Dos 94 anos de vida, 46 foram dedicados ao Hospital da Cruz Vermelha. Essa trajetória foi a sua grande missão na medicina. Em 1967, Lauro Grein Filho assumiu a responsabilidade de chefiar a instituição em uma fase difícil. Em poucos meses na presidência, ele melhorou a estrutura do hospital aumentando o atendimento de internação de 3 para 30 leitos. O feito evitou o fechamento da Cruz Vermelha.

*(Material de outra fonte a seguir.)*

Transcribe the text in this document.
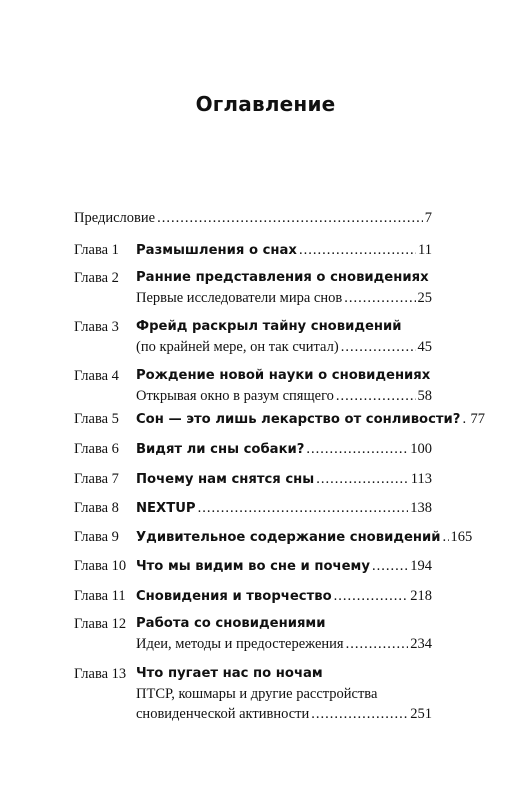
Оглавление
Предисловие .....	7
Глава 1 Размышления о снах .....	11
Глава 2 Ранние представления о сновидениях
Первые исследователи мира снов .....	25
Глава 3 Фрейд раскрыл тайну сновидений
(по крайней мере, он так считал) .....	45
Глава 4 Рождение новой науки о сновидениях
Открывая окно в разум спящего .....	58
Глава 5 Сон — это лишь лекарство от сонливости? ..... 77
Глава 6 Видят ли сны собаки? .....	100
Глава 7 Почему нам снятся сны .....	113
Глава 8 NEXTUP .....	138
Глава 9 Удивительное содержание сновидений ..... 165
Глава 10 Что мы видим во сне и почему .....	194
Глава 11 Сновидения и творчество .....	218
Глава 12 Работа со сновидениями
Идеи, методы и предостережения .....	234
Глава 13 Что пугает нас по ночам
ПТСР, кошмары и другие расстройства
сновиденческой активности .....	251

Lauro Grein Filho nasceu em Rio Negro, no dia 9 de agosto de 1921, filho dos imigrantes alemães Lauro Grein e Maria da Conceição Sabóia Grein. Em Curitiba, cursou o ensino básico no Colégio Estadual do Paraná e em 1943, formou-se em medicina em pela Universidade Federal do Paraná (UFPR). Após realizar especialização no Rio de Janeiro, recebeu um convite para trabalhar no Hospital de Castro (PR). Nesta fase, interessou-se pela política, ajudou na campanha do seu pai na disputa como prefeito e foi eleito vereador exercendo a função de presidente da Câmara Municipal de Castro (1959-1960).

Nas ruas da pequena cidade de Castro, Lauro Grein conheceu Zirce, uma moça que lhe encantou. Ela, quando o viu pela primeira vez, sentenciou o casório. Carinhosamente, Zirce sempre o chamava de “gatão”. Com 60 anos de casamento, tiveram cinco filhas. “Ele nos chamava de a cara do pai, a loira do pai, o anjo do pai...cada uma tinha um apelido amoroso”, relembra emocionada a filha Marisa Grein Moniz de Aragão.

Após 15 anos morando em Castro, Lauro Grein retornou para Curitiba na companhia da esposa e filhas. Além de dedicar-se ao Hospital Santa Cruz, ele manteve uma paixão por diferentes áreas artísticas. Como escritor, publicou quatro livros. Em 2002, lançou Luzes da Memória, obra que reúne 85 crônicas publicadas na Gazeta do Povo, no qual foi colunista por longos anos. Também foi integrante da Academia Paranaense de Medicina, Sociedade Brasileira de Médicos Escritores e do Centro de Letras do Paraná. Ocupava a cadeira nº 31 da Academia Paranaense de Letras.

Como amante de boas histórias, ele transmitia os seus conhecimentos para as filhas, netos e bisnetos. Com a ajuda de fantasias, o médico transformava-se em contador de histórias. Algumas vezes, o jaleco branco deu espaço para o traje colorido com o intuito de alegrar os pacientes da Cruz Vermelha. Esse espírito alegre encantava os colegas de profissão e os funcionários do hospital.

A música também foi uma paixão constante. Lauro Grein admirava os clássicos da MPB. Nas viagens com a família, cantarolava ao volante. Ele gostava de conhecer outros lugares. Nos últimos dias de vida, a memória lhe era falha, mas ele não se esqueceu das letras das suas músicas favoritas e cantava alegremente. Nas festas na companhia dos familiares, contava piadas e boas histórias. Lauro Grein foi um homem dedicado à medicina e extremamente presente na vida dos seus familiares.

Deixa a esposa Zirce Greim, filhas, netos e bisnetos.